Há, pelo menos, uma grande distopia brasileira, que é "Não Verás País Nenhum", de Ignácio de Loyola Brandão, mas é um livro de 1981. Dos anos 1990 para cá houve um bocado de contos de ficção científica pessimista, inclusive, por exemplo, a maior parte da coletânea de ficção feminista Universo Desconstruído, mas projetar no futuro a violência, a pobreza, os preconceitos, a desigualdade ou a corrupção do presente não basta para uma boa distopia.

A tentativa mais explícita de emular no Brasil as distopias na literatura juvenil anglo-saxônica talvez seja a trilogia Anômalos de Bárbara Morais ("A Ilha dos Dissidentes", "A Ameaça Invisível" e "A Retomada da União") e a influência do trabalho de Suzanne Collins é visível na obra e na sua promoção editorial, mas independentemente dos méritos da história, é discutível se pertence ao gênero. Pela ênfase na discriminação de jovens mutantes com poderes especiais convocados para atuar como uma força militar especial, está mais próxima dos X-Men. Um governo ou sociedade cuja característica mais marcante é oprimir super-heróis não soa como uma advertência séria sobre um futuro possível. Assim como a história em quadrinhos, pode ser lida como metáfora sobre problemas do presente (discriminação e exploração dos "diferentes", digamos), mas não como advertência sobre os rumos do futuro.
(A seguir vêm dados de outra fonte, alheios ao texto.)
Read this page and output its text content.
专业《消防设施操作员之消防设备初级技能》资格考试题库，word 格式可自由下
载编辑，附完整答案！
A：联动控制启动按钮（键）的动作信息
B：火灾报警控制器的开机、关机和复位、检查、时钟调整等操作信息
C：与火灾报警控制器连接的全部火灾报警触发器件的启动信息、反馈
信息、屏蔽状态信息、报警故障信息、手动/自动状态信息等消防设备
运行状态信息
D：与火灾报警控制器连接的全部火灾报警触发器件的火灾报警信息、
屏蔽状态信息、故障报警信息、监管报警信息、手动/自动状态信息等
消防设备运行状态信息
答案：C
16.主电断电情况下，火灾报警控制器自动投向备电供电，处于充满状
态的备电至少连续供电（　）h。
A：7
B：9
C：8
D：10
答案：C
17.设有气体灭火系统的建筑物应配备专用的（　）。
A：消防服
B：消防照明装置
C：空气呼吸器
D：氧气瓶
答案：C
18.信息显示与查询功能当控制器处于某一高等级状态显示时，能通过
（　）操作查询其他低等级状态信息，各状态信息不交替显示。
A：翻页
Não basta um governo opressor, uma ecologia e economia desastrosas ou um conflito social. A maioria dos cenários de fantasia e ficção científica pressupõe injustiças ou dificuldades a serem enfrentadas pelos protagonistas, até porque é muito difícil escrever histórias empolgantes sobre mundos perfeitos, mas nem por isso são distopias. Para uma obra pertencer a esse gênero de maneira convincente, deve especular sobre as consequências negativas do aprofundamento de tendências e possibilidades concretas do presente, de modo que o cenário pareça plausível e preocupante, mas não um terror inescapável. Deve mostrar os processos de maneira que possam ser compreendidos e enfrentados.

Como Naomi Klein, uma ativista contra o poder das corporações e a destruição do ambiente, sobre a tendência crescente da ficção científica a descrever futuros de miséria, brutalidade policial e colapso ecológico:

"Esses filmes nos dizem que estamos dando por certo um futuro de catástrofe ambiental. A parte mais difícil de meu trabalho é convencer as pessoas de que somos capazes de fazer outra coisa. Esse boom na literatura é excitante, mas acho que pode ser perigoso se não for visto como uma advertência, mas como algo inevitável".

Idealmente, uma boa distopia não apenas assusta com um futuro sombrio, mas faz pensar criticamente em como evitá-lo ou transformá-lo. É o contrário da autoajuda baseada no "pensamento positivo". Esta conforta, ensina a se despreocupar, aceitar a "realidade" e buscar a felicidade pessoal em uma narrativa individual positiva. A distopia inquieta, que chama a atenção para problemas com os quais o leitor talvez nunca tenha se preocupado, recusa-se a se conformar.

Pode haver ou não uma rebelião, que pode ser ou não bem sucedida. A tentativa de combater a ordem pode se mostrar fútil para ressaltar a importância de evitar a concretização do cenário enquanto é possível, ou pode dar ênfase à esperança de transformação mesmo no pior dos casos. Ambos os caminhos são praticáveis, desde que se saiba aonde se quer chegar.